Where are we to find wisdom in a world that is obsessed with technology? I do not believe that we will find it in electronic gadgets, which for all of their cachet and hipness have done little more than improve convenience for us. Yes, it is true that Twitter and Facebook helped dissident groups in autocratic countries, as we saw in the Arab Spring. But Twitter, Facebook, texting and all of the other apps are saturating us with too much stimuli.
While it is helpful for all of us to be connected to the Internet, we should not be tethered to our electronic devices all day long, when we could be reading, spending time in nature, having a good meal and engaging in conversation with loved ones. These activities should not be subjected to frequent interruption by electronics.
The overloading of stimuli may very well be ruining our powers of concentration, contributing to various health disorders, and perhaps deadening our minds.
Harold Bloom, the greatest literary critic of our time and my former professor, has accrued so much wisdom because he is our foremost reader with a deep, deep love for poetry. Sadly, many of the comments on my last piece, in which I critiqued David Brooks' superficial reading of Shakespeare, showed me that a number of people lack the wisdom of Bloom.
As I pointed out in a reply to one particularly obtuse comment, I am not alone in thinking that Hamlet and Falstaff are sublime. Bloom, a Bardolator of the highest order, reveres Falstaff and recognizes the genius of Hamlet.
It baffles me when commenters essentially say, "How can you like Hamlet and Falstaff, Robert. Hamlet causes his girlfriend's suicide, and Falstaff is a criminal."
Obviously, I am not condoning Falstaff's larceny or Hamlet's cruelty to Ophelia. But what I and others such as Professor Bloom love about Falstaff and Hamlet is their zest for life, their vitality, their love for play.

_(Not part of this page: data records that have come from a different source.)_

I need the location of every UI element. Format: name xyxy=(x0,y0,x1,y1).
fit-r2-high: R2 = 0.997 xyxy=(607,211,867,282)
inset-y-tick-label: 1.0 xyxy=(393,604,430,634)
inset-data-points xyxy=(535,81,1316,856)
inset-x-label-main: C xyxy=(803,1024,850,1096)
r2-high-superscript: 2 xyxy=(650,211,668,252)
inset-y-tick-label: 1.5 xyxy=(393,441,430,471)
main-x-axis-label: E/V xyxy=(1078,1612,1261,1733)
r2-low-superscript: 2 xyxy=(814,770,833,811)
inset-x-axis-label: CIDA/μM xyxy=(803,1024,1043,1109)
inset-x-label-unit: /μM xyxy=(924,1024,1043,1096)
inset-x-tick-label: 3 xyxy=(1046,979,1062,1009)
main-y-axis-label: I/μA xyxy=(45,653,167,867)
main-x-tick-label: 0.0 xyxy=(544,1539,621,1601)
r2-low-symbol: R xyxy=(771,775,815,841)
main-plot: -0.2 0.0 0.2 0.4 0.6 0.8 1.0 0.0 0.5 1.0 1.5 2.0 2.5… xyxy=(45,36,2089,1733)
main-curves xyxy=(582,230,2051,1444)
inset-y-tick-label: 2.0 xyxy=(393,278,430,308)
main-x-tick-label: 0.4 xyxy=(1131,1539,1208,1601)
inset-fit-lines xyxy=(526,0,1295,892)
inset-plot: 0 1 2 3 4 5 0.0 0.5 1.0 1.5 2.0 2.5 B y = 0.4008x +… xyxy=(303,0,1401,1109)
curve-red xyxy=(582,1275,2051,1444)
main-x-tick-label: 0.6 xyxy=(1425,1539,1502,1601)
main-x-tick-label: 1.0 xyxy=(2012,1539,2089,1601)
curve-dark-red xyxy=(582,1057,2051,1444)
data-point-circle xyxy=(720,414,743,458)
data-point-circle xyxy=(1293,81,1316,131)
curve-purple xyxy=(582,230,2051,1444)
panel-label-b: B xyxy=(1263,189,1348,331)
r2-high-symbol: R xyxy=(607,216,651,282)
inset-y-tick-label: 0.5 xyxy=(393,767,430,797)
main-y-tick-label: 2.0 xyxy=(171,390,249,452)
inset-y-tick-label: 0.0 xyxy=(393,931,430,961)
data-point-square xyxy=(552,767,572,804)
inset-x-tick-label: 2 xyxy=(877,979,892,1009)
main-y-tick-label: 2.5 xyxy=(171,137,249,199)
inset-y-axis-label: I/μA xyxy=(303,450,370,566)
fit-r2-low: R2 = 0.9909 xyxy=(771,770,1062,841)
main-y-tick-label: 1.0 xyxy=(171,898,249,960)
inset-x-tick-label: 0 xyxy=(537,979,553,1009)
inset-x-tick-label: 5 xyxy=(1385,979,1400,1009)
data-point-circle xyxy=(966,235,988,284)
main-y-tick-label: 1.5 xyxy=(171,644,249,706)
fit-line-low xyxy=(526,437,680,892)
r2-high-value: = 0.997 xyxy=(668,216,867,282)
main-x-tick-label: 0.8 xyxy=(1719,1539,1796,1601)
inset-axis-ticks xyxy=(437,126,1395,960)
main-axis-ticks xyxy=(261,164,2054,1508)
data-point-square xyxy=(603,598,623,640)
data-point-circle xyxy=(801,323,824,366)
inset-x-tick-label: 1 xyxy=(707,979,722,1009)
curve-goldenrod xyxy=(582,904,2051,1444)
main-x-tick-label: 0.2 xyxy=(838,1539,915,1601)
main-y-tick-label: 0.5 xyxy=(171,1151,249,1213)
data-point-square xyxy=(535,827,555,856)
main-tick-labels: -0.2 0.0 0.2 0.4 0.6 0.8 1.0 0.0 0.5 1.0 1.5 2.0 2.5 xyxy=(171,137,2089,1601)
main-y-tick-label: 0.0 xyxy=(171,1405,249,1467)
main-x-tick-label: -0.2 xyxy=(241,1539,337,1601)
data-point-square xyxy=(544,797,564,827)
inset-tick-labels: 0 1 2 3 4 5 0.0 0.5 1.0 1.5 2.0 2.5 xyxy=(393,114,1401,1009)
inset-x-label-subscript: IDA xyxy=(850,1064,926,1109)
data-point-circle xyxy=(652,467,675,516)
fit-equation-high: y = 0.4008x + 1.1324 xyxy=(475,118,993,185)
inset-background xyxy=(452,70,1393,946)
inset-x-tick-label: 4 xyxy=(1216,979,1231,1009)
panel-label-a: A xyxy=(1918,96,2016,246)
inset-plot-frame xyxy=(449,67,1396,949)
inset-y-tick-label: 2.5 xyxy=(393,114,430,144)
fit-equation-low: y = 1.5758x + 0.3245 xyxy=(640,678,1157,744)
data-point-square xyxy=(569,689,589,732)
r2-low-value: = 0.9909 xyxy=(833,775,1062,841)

That is what makes Hamlet and Falstaff so special, such a blessing to all of us. The same can be said of Rosalind and Cleopatra. They love to play.
Conversely, Prince Hal, as I argued in my previous piece, is a calculating pol with no loyalty to his boon companion and mentor, Falstaff. That is not to say that I don't relish the moment when Hal engages Falstaff by saying, "Do thou stand for my father!"
Falstaff is absolutely delighted and replies, "Shall I? Content."
Yet, even in that instant, in his bid for play, Hal is probably still calculating because he, like Mitt Romney for instance, is trying to size up his competition in a debate. Of course, like so many recent pols, that competition involves not Hotspur, a contemporary, so much as Hal's daddy. (George W. Bush and Andrew Cuomo famously come to mind as other politicians with daddy complexes.)
David Brooks is right that one cannot turn a young Prince Hal into Hamlet by giving him meds. But the truth is that Hal can never be Hamlet. Hal is and always will be a politician, ruthlessly ambitious and lacking the depth of the Prince of Denmark.
One might ask why some of us revere Hamlet so much. Part of it is because he does not seek the crown. He is completely apolitical, so that even though his father has been murdered, he does not attempt to take the crown for himself.
Hamlet, in that respect, is not unlike other truly sublime figures like Albert Einstein, who was offered the presidency of Israel but declined. Why? Because the greatest impact that an eminent artist or scientist can have is in creating new art and new ways of looking at the world.
As for specific suggestions on education, I would recommend that some of the commenters read Professor Bloom's books. They might start with Shakespeare: The Invention of the Human.
And we might all advocate in favor of a more qualitative approach to education. One cannot quantify genius, just as one cannot quantify a human being, creativity or imagination.
It strikes me that both political parties have been relying too much on test scores. When I was in public, elementary school, we had an open classroom with no grades. Instead, we got comments.
If I were running the public schools, I would favor that approach, a Bank Street School, child-centered approach. Yes, we can introduce kids to the military, as Brooks has said, though I don't think school should be run like a boot camp. We want to pique the curiosity of kids so that they can become independent thinkers. Boot camps are not like that. Boot camps tend to break people down so that they lose their uniqueness.
And an over-reliance on testing and quantification of kids will do nothing other than traumatize them.
When I was in junior high and high school, our English teachers for the most part had a policy of not putting grades on our papers. That remains a good idea.
I recognize that we need some kind of grading and standardized testing for high school kids in order for colleges to have a seemingly objective means of assessing applicants. But we should not rely on those statistics to the detriment of comments from teachers, recommendations, interviews and other non-measurable but more salient attributes such as character, imagination, wit and honesty.
I might have gotten a little heated in my last post, but that is very Hotspurian. It might not surprise anyone that I played Hotspur in a class on the bildungsroman when I was a senior in high school. And it might not surprise anyone that I wrote my senior thesis in college for Harold Bloom on Rosalind and Hamlet, both of whom love to play.